Si les causes de la Révolution Française sont multiples, l’influence exercée par les philosophes des Lumières sur l’opinion publique est indubitable. C’était là une phénomène sans précédent dans l’histoire de France. Comme si, tout à coup, le ciel des idées s’était mis à pleuvoir sur tout un chacun : contribuables mécontents, petits propriétaires lésés, hommes politiques éclairés, il n’est jusqu’à l’aristocratie déclinante qui ne prêta le flanc à leurs théories. Alors qu’ils n’étaient pas directement liés au monde politique et n’occupaient aucune fonction publique, ils devinrent les leaders d’un parti encore invisible. La figure de l’écrivain en fut métamorphosée, celle de l’intellectuel engagé était née. Hugo, Zola, Sartre plus tard, tous la prirent pour modèle. La Raison prenait l’ascendant sur l’arbitraire. Des conceptions nouvelles, audibles par tous, et dont chacun sentait la nécessité, promettaient de changer l’ordre des choses.
Ceci n’explique pas comment de simples hommes de lettres qui, comme l’écrira Tocqueville, ne possédaient ni rangs, ni honneurs, ni richesses, ni responsabilité, ni pouvoir, devinrent, en fait, les principaux hommes politiques de leur temps, et même les seuls, puisque, tandis que, d’autres exerçaient le gouvernement, eux seuls tenaient l’autorité.
Il y a sans doute à cela plusieurs explications. En premier lieu il est probable que les Voltaire (fils de tanneur), Diderot (fils de coutelier), D’Alembert (fruit d’amours illégitimes) et Rousseau (fils d’horloger), pour ne prendre qu’eux, furent d’autant plus sensibles à la misère qui éclataient aux yeux de tous, qu’ils étaient eux-mêmes d’extractions modestes. Héritiers de Montaigne et des moralistes du siècle précédant, l’étude de la psychologie et de la condition des êtres leur étaient pour ainsi dire naturelles. Les colonies, la mondialisation naissante poussaient chacun d’autant à s’interroger sur la fonction et la nature du droit, l’universalisme comme les spécificités des cultures. Quant à leur philosophie respective si elles divergeaient sur bien des points, toutes s’accordaient sur la nécessité de réformer des règles et traditions dont le caractère proprement obsolète n’était plus à prouver.

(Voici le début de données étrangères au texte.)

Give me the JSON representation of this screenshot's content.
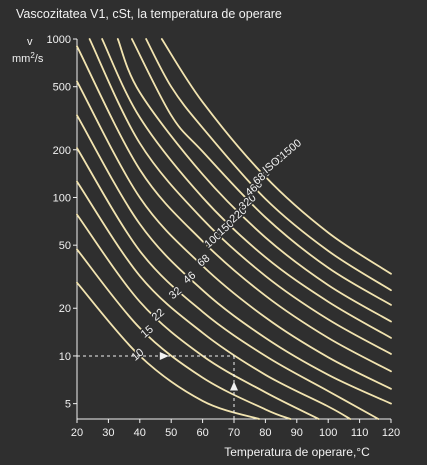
{
  "chart_data": {
    "type": "line",
    "title": "Vascozitatea V1, cSt, la temperatura de operare",
    "ylabel_line1": "v",
    "ylabel_line2_base": "mm",
    "ylabel_line2_exp": "2",
    "ylabel_line2_tail": "/s",
    "xlabel": "Temperatura de operare,°C",
    "y_scale": "log",
    "xlim": [
      20,
      120
    ],
    "ylim": [
      4,
      1000
    ],
    "x_ticks": [
      20,
      30,
      40,
      50,
      60,
      70,
      80,
      90,
      100,
      110,
      120
    ],
    "y_ticks": [
      5,
      10,
      20,
      50,
      100,
      200,
      500,
      1000
    ],
    "grid": false,
    "line_color": "#f2e4b0",
    "series": [
      {
        "name": "10",
        "points": [
          [
            20,
            29.0
          ],
          [
            40,
            10.0
          ],
          [
            60,
            5.2
          ],
          [
            78,
            4.0
          ]
        ]
      },
      {
        "name": "15",
        "points": [
          [
            20,
            47.0
          ],
          [
            40,
            15.0
          ],
          [
            60,
            7.3
          ],
          [
            80,
            4.6
          ],
          [
            88,
            4.0
          ]
        ]
      },
      {
        "name": "22",
        "points": [
          [
            20,
            78.0
          ],
          [
            40,
            22.0
          ],
          [
            60,
            10.0
          ],
          [
            80,
            5.9
          ],
          [
            97,
            4.0
          ]
        ]
      },
      {
        "name": "32",
        "points": [
          [
            20,
            126.0
          ],
          [
            40,
            32.0
          ],
          [
            60,
            14.0
          ],
          [
            80,
            7.6
          ],
          [
            100,
            4.8
          ],
          [
            107,
            4.0
          ]
        ]
      },
      {
        "name": "46",
        "points": [
          [
            20,
            205.0
          ],
          [
            40,
            46.0
          ],
          [
            60,
            19.0
          ],
          [
            80,
            10.0
          ],
          [
            100,
            6.0
          ],
          [
            116,
            4.0
          ]
        ]
      },
      {
        "name": "68",
        "points": [
          [
            20,
            330.0
          ],
          [
            40,
            68.0
          ],
          [
            60,
            26.0
          ],
          [
            80,
            13.0
          ],
          [
            100,
            7.6
          ],
          [
            120,
            5.0
          ]
        ]
      },
      {
        "name": "100",
        "points": [
          [
            20,
            540.0
          ],
          [
            40,
            100.0
          ],
          [
            60,
            37.0
          ],
          [
            80,
            17.5
          ],
          [
            100,
            9.8
          ],
          [
            120,
            6.2
          ]
        ]
      },
      {
        "name": "150",
        "points": [
          [
            20,
            900.0
          ],
          [
            40,
            150.0
          ],
          [
            60,
            53.0
          ],
          [
            80,
            24.0
          ],
          [
            100,
            13.0
          ],
          [
            120,
            8.0
          ]
        ]
      },
      {
        "name": "220",
        "points": [
          [
            24,
            1000.0
          ],
          [
            40,
            220.0
          ],
          [
            60,
            73.0
          ],
          [
            80,
            32.0
          ],
          [
            100,
            17.0
          ],
          [
            120,
            10.3
          ]
        ]
      },
      {
        "name": "320",
        "points": [
          [
            28,
            1000.0
          ],
          [
            40,
            320.0
          ],
          [
            60,
            100.0
          ],
          [
            80,
            42.0
          ],
          [
            100,
            22.0
          ],
          [
            120,
            13.0
          ]
        ]
      },
      {
        "name": "460",
        "points": [
          [
            33,
            1000.0
          ],
          [
            40,
            460.0
          ],
          [
            60,
            140.0
          ],
          [
            80,
            56.0
          ],
          [
            100,
            28.0
          ],
          [
            120,
            16.5
          ]
        ]
      },
      {
        "name": "680",
        "points": [
          [
            37.5,
            1000.0
          ],
          [
            50,
            330.0
          ],
          [
            60,
            195.0
          ],
          [
            80,
            75.0
          ],
          [
            100,
            36.0
          ],
          [
            120,
            21.0
          ]
        ]
      },
      {
        "name": "1000",
        "points": [
          [
            42,
            1000.0
          ],
          [
            50,
            500.0
          ],
          [
            60,
            275.0
          ],
          [
            80,
            98.0
          ],
          [
            100,
            46.0
          ],
          [
            120,
            26.0
          ]
        ]
      },
      {
        "name": "ISO 1500",
        "points": [
          [
            47,
            1000.0
          ],
          [
            60,
            400.0
          ],
          [
            80,
            135.0
          ],
          [
            100,
            60.0
          ],
          [
            120,
            33.0
          ]
        ]
      }
    ],
    "labels": [
      {
        "text": "10",
        "x": 40,
        "y": 9.8
      },
      {
        "text": "15",
        "x": 43,
        "y": 13.7
      },
      {
        "text": "22",
        "x": 46.5,
        "y": 17.5
      },
      {
        "text": "32",
        "x": 52,
        "y": 24.0
      },
      {
        "text": "46",
        "x": 56.5,
        "y": 30.0
      },
      {
        "text": "68",
        "x": 61,
        "y": 38.5
      },
      {
        "text": "100",
        "x": 64,
        "y": 52.0
      },
      {
        "text": "150",
        "x": 68,
        "y": 62.0
      },
      {
        "text": "220",
        "x": 72,
        "y": 75.0
      },
      {
        "text": "320",
        "x": 75,
        "y": 90.0
      },
      {
        "text": "460",
        "x": 77,
        "y": 110.0
      },
      {
        "text": "680",
        "x": 79.5,
        "y": 130.0
      },
      {
        "text": "1000",
        "x": 83,
        "y": 155.0
      },
      {
        "text": "ISO 1500",
        "x": 86,
        "y": 175.0
      }
    ],
    "example_path": {
      "start_x": 20,
      "viscosity": 10,
      "temperature": 70,
      "style": "dashed"
    }
  }
}
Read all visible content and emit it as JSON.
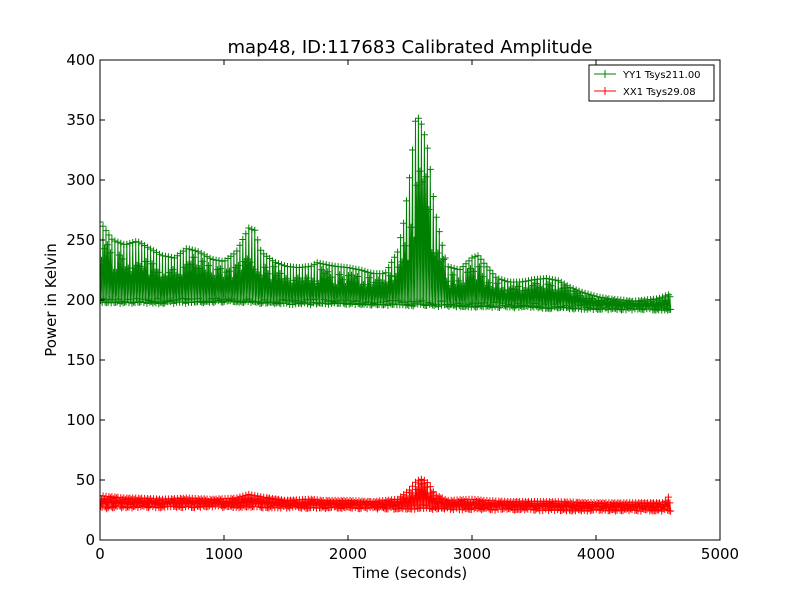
{
  "chart_data": {
    "type": "line",
    "title": "map48, ID:117683 Calibrated Amplitude",
    "xlabel": "Time (seconds)",
    "ylabel": "Power in Kelvin",
    "xlim": [
      0,
      5000
    ],
    "ylim": [
      0,
      400
    ],
    "xticks": [
      0,
      1000,
      2000,
      3000,
      4000,
      5000
    ],
    "yticks": [
      0,
      50,
      100,
      150,
      200,
      250,
      300,
      350,
      400
    ],
    "grid": false,
    "legend_position": "top-right",
    "series": [
      {
        "name": "YY1 Tsys211.00",
        "color": "#008000",
        "marker": "plus",
        "x_end": 4600,
        "baseline_points": [
          [
            0,
            201
          ],
          [
            1000,
            202
          ],
          [
            2000,
            200
          ],
          [
            3000,
            199
          ],
          [
            4000,
            196
          ],
          [
            4600,
            195
          ]
        ],
        "envelope_max": [
          [
            0,
            265
          ],
          [
            100,
            250
          ],
          [
            200,
            246
          ],
          [
            300,
            249
          ],
          [
            400,
            243
          ],
          [
            500,
            237
          ],
          [
            600,
            235
          ],
          [
            700,
            243
          ],
          [
            800,
            240
          ],
          [
            900,
            234
          ],
          [
            1000,
            232
          ],
          [
            1100,
            240
          ],
          [
            1200,
            260
          ],
          [
            1250,
            258
          ],
          [
            1300,
            240
          ],
          [
            1400,
            232
          ],
          [
            1500,
            228
          ],
          [
            1600,
            227
          ],
          [
            1700,
            228
          ],
          [
            1750,
            231
          ],
          [
            1800,
            230
          ],
          [
            1900,
            228
          ],
          [
            2000,
            227
          ],
          [
            2100,
            225
          ],
          [
            2200,
            222
          ],
          [
            2300,
            222
          ],
          [
            2400,
            240
          ],
          [
            2450,
            265
          ],
          [
            2500,
            305
          ],
          [
            2550,
            355
          ],
          [
            2600,
            345
          ],
          [
            2650,
            322
          ],
          [
            2700,
            275
          ],
          [
            2750,
            250
          ],
          [
            2800,
            228
          ],
          [
            2900,
            225
          ],
          [
            3000,
            235
          ],
          [
            3050,
            237
          ],
          [
            3100,
            230
          ],
          [
            3200,
            218
          ],
          [
            3300,
            215
          ],
          [
            3400,
            215
          ],
          [
            3500,
            217
          ],
          [
            3600,
            218
          ],
          [
            3700,
            216
          ],
          [
            3800,
            210
          ],
          [
            3900,
            206
          ],
          [
            4000,
            203
          ],
          [
            4100,
            201
          ],
          [
            4200,
            200
          ],
          [
            4300,
            199
          ],
          [
            4400,
            200
          ],
          [
            4500,
            201
          ],
          [
            4600,
            205
          ]
        ],
        "envelope_min": [
          [
            0,
            197
          ],
          [
            500,
            197
          ],
          [
            1000,
            198
          ],
          [
            1500,
            196
          ],
          [
            2000,
            196
          ],
          [
            2500,
            195
          ],
          [
            3000,
            194
          ],
          [
            3500,
            193
          ],
          [
            4000,
            192
          ],
          [
            4600,
            191
          ]
        ]
      },
      {
        "name": "XX1 Tsys29.08",
        "color": "#ff0000",
        "marker": "plus",
        "x_end": 4600,
        "baseline_points": [
          [
            0,
            31
          ],
          [
            1000,
            31
          ],
          [
            2000,
            30
          ],
          [
            3000,
            29
          ],
          [
            4000,
            28
          ],
          [
            4600,
            28
          ]
        ],
        "envelope_max": [
          [
            0,
            37
          ],
          [
            200,
            35
          ],
          [
            300,
            35
          ],
          [
            500,
            34
          ],
          [
            700,
            35
          ],
          [
            900,
            34
          ],
          [
            1100,
            35
          ],
          [
            1200,
            38
          ],
          [
            1300,
            36
          ],
          [
            1500,
            33
          ],
          [
            1700,
            34
          ],
          [
            1800,
            33
          ],
          [
            2000,
            33
          ],
          [
            2200,
            32
          ],
          [
            2400,
            34
          ],
          [
            2500,
            42
          ],
          [
            2550,
            49
          ],
          [
            2600,
            51
          ],
          [
            2650,
            47
          ],
          [
            2700,
            38
          ],
          [
            2800,
            33
          ],
          [
            3000,
            34
          ],
          [
            3100,
            33
          ],
          [
            3300,
            32
          ],
          [
            3500,
            32
          ],
          [
            3700,
            32
          ],
          [
            4000,
            31
          ],
          [
            4300,
            31
          ],
          [
            4550,
            31
          ],
          [
            4600,
            38
          ]
        ],
        "envelope_min": [
          [
            0,
            26
          ],
          [
            1000,
            27
          ],
          [
            2000,
            26
          ],
          [
            3000,
            25
          ],
          [
            4000,
            24
          ],
          [
            4600,
            24
          ]
        ]
      }
    ]
  }
}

En réalité, ces hommes de lettres rédigeaient leurs théories avec d’autant plus de fougue qu’ils se trouvaient étrangers aux affaires et dépourvu d’expérience dans le domaine politique. De même, ces théories bénéficiaient d’une approbation d’autant plus générale que le peuple s’était lui-même peu à peu déconnecté des affaires publiques. Si leurs idées séduisaient, on se souciait peu de leur efficience. On les croyait à bon droit nécessaires et fédératrices mais on ignorait, à défaut d’expérience, les moyens de leur conférer une once de réalité. Sans s’en rendre compte, on préparait une révolte, révolte qui n’eut d’égale que l’incapacité des élites à donner corps à leurs principes. On ne vit pas que les inégalités avaient atteint un tel degré qu’elles ne laissaient guère de place à la modération : “Il semblait, écrit Tocqueville, qu’il fallût tout supporter ou tout détruire dans la constitution du pays.” Or, à l’évidence, la notion de révolution – et à fortiori de révolution violente – était étrangère aux théoriciens de l’égalité et des droits de l’homme : ils croyaient, comme l’écrit encore Tocqueville, que la transformation totale et soudaine d’une société si compliquée et si vieille pouvait s’opérer sans secousse à l’aide de la raison, et par sa seule efficacité.
Moralité ? Ça n’est pas en substituant l’Absolutisme de la compassion à la Raison engagée, que les Tenants de la Révolution atteignirent l’objectif qu’ils s’étaient fixer. Il existe en effet un gouffre immense entre fédérer des esprits en proclamant des lois générales et chercher les moyens de les appliquer. C’est ce qui différencie une révolte avortée d’une révolte qui porte ses fruits à maturité.